A Brief History of Women Advocates at the U.S. Supreme Court. To fully understand the relationship of women to the U.S. Supreme Court, we must reach back to the beginnings of our country

AuthorJulie Silverbrook
Pages1-4
Appellate Practice
Summer 2020, Vol. 39No. 4
© 2020by the American Bar Association. Reproduced with permission. All rig hts reserved. This information or any portion thereof maynot be
copied or disseminated in any form or by any means or stored in an electronic database or retrieval system without the express written consent
of the American Bar Association.
1
ARTICLES
September 03, 2020
A Brief History of Women Advocates at the
U.S. Supreme Court
To fully understand the relationship of women to the U.S.

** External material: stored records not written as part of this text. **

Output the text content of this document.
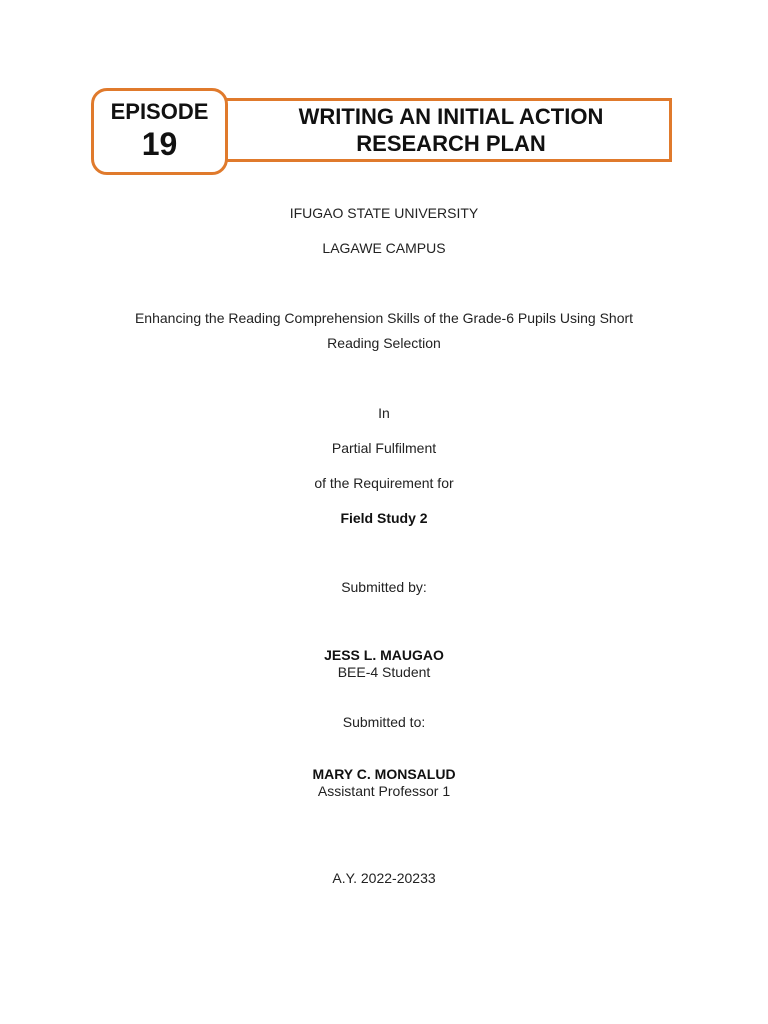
WRITING AN INITIAL ACTION
RESEARCH PLAN
EPISODE
19
IFUGAO STATE UNIVERSITY
LAGAWE CAMPUS
Enhancing the Reading Comprehension Skills of the Grade-6 Pupils Using Short
Reading Selection
In
Partial Fulfilment
of the Requirement for
Field Study 2
Submitted by:
JESS L. MAUGAO
BEE-4 Student
Submitted to:
MARY C. MONSALUD
Assistant Professor 1
A.Y. 2022-20233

Supreme Court, we must reach back to the beginnings of our
country.
By Julie Silverbrook
If you ask most people about the history of women and the U.S. Supreme Court, they are likely
to point to the 1981 nomination of Sandra Day O’Connor as the first female justice. That was a
watershed moment in our nation’s history. But to fully understand the relationship of women to
the U.S. Supreme Court, we must reach back much farther. This story begins, as all stories about
American history inevitably do, during the colonial period.
Margaret Brent: A Colonial Woman in the Courts
While it is true that women were generally prohibited from practicing law in the early years of
the nation, there were some notable exceptions. Margaret Brent is one such exception.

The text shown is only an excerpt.